L’auteur de ces lignes, il y a quelques années, suivait à Pise le Lungarno Mediceo, ce quai paisible, assoupi, bordé de blanches et douces façades ornées de fleurs et fermées de volets verts ; quand, devant le palais Toscanelli, jadis palais Lanfranchi, peuplé d’ombres dantesques et qu’une tradition attribua longtemps à Michel-Ange, il se souvint que lord Byron avait donné asile, dans cette demeure, à l’écrivain anglais Leigh Hunt et à sa famille.

Or, il y a cent ans à peu près aujourd’hui que, pour parler à Leigh Hunt, deux femmes se présentèrent à la grille de ce même palais Lanfranchi, sur le Lungarno. L’une de ces femmes était Jane Williams, l’épouse de l’ami intime de Shelley, l’autre était Mary Shelley, la femme du poète.

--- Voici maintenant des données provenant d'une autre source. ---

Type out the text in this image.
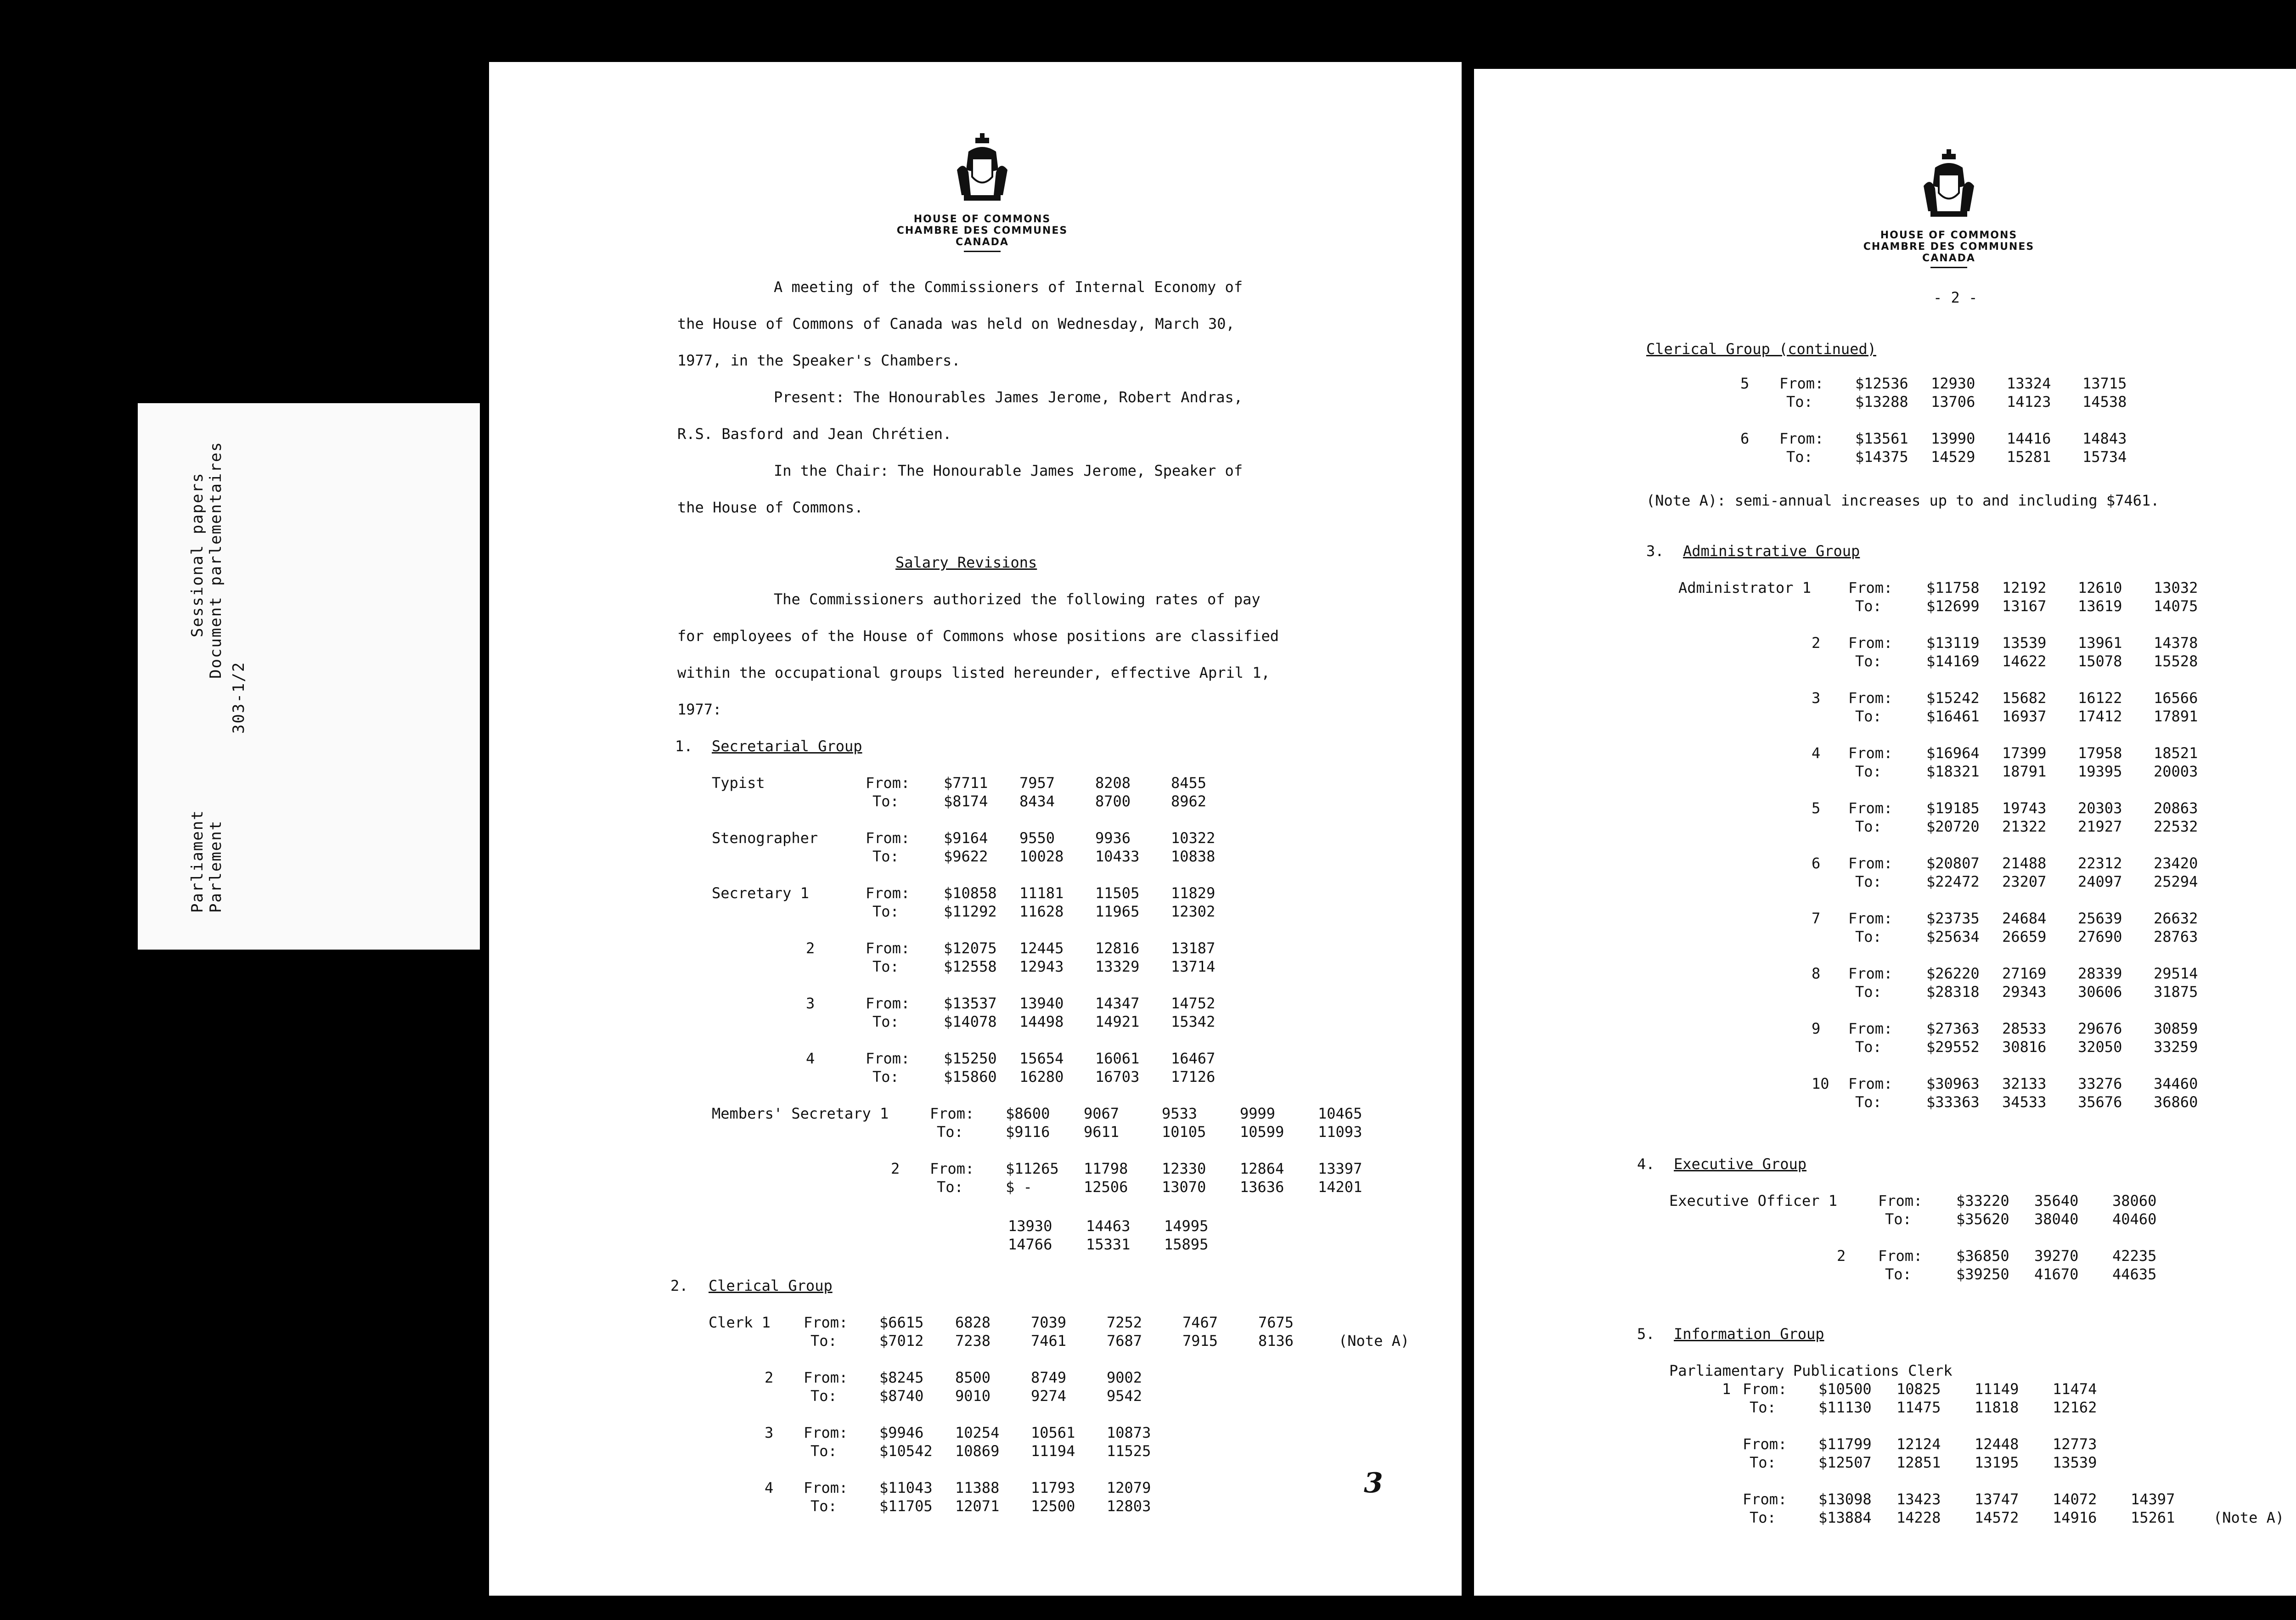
Sessional papers Document parlementaires
303-1/2
Parliament Parlement
HOUSE OF COMMONS
CHAMBRE DES COMMUNES
CANADA
A meeting of the Commissioners of Internal Economy of
the House of Commons of Canada was held on Wednesday, March 30,
1977, in the Speaker's Chambers.
Present: The Honourables James Jerome, Robert Andras,
R.S. Basford and Jean Chrétien.
In the Chair: The Honourable James Jerome, Speaker of
the House of Commons.
Salary Revisions
The Commissioners authorized the following rates of pay
for employees of the House of Commons whose positions are classified
within the occupational groups listed hereunder, effective April 1,
1977:
1. Secretarial Group
Typist	From: $7711 7957	8208	8455
To:	$8174 8434	8700	8962
Stenographer	From: $9164 9550	9936	10322
To:	$9622 10028 10433 10838
Secretary 1	From: $10858 11181 11505 11829
To:	$11292 11628 11965 12302
2	From: $12075 12445 12816 13187
To:	$12558 12943 13329 13714
3	From: $13537 13940 14347 14752
To:	$14078 14498 14921 15342
4	From: $15250 15654 16061 16467
To:	$15860 16280 16703 17126
Members' Secretary 1	From: $8600 9067	9533	9999	10465
To:	$9116 9611	10105 10599 11093
2 From: $11265 11798 12330 12864 13397
To:	$ -	12506 13070 13636 14201
13930 14463 14995
14766 15331 15895
2. Clerical Group
Clerk 1 From: $6615 6828	7039	7252	7467	7675
To:	$7012 7238	7461	7687	7915	8136	(Note A)
2 From: $8245 8500	8749	9002
To:	$8740 9010	9274	9542
3 From: $9946 10254 10561 10873
To:	$10542 10869 11194 11525
4 From: $11043 11388 11793 12079
To:	$11705 12071 12500 12803
3
HOUSE OF COMMONS
CHAMBRE DES COMMUNES
CANADA
- 2 -
Clerical Group (continued)
5 From: $12536 12930 13324 13715
To:	$13288 13706 14123 14538
6 From: $13561 13990 14416 14843
To:	$14375 14529 15281 15734
(Note A): semi-annual increases up to and including $7461.
3. Administrative Group
Administrator 1	From: $11758 12192 12610 13032
To:	$12699 13167 13619 14075
2 From: $13119 13539 13961 14378
To:	$14169 14622 15078 15528
3 From: $15242 15682 16122 16566
To:	$16461 16937 17412 17891
4 From: $16964 17399 17958 18521
To:	$18321 18791 19395 20003
5 From: $19185 19743 20303 20863
To:	$20720 21322 21927 22532
6 From: $20807 21488 22312 23420
To:	$22472 23207 24097 25294
7 From: $23735 24684 25639 26632
To:	$25634 26659 27690 28763
8 From: $26220 27169 28339 29514
To:	$28318 29343 30606 31875
9 From: $27363 28533 29676 30859
To:	$29552 30816 32050 33259
10 From: $30963 32133 33276 34460
To:	$33363 34533 35676 36860
4. Executive Group
Executive Officer 1	From: $33220 35640 38060
To:	$35620 38040 40460
2 From: $36850 39270 42235
To:	$39250 41670 44635
5. Information Group
Parliamentary Publications Clerk
1 From: $10500 10825 11149 11474
To:	$11130 11475 11818 12162
From: $11799 12124 12448 12773
To:	$12507 12851 13195 13539
From: $13098 13423 13747 14072 14397
To:	$13884 14228 14572 14916 15261	(Note A)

Toutes deux arrivaient de Lerici après s’être arrêtées à Livourne. Sans nouvelles de leurs maris, qui avaient quitté ce dernier port le 8 juillet, à bord du bateau l’Ariel, elles se montraient l’une et l’autre dans un état d’émotion et d’anxiété extraordinaire. Au bruit qu’elles firent, aux appels qu’elles poussèrent, la servante de la comtesse Guiccioli accourut. « Je montai les escaliers en chancelant, » a dit depuis, dans sa triste lettre à mistress Gisborne, la pauvre Mary Shelley.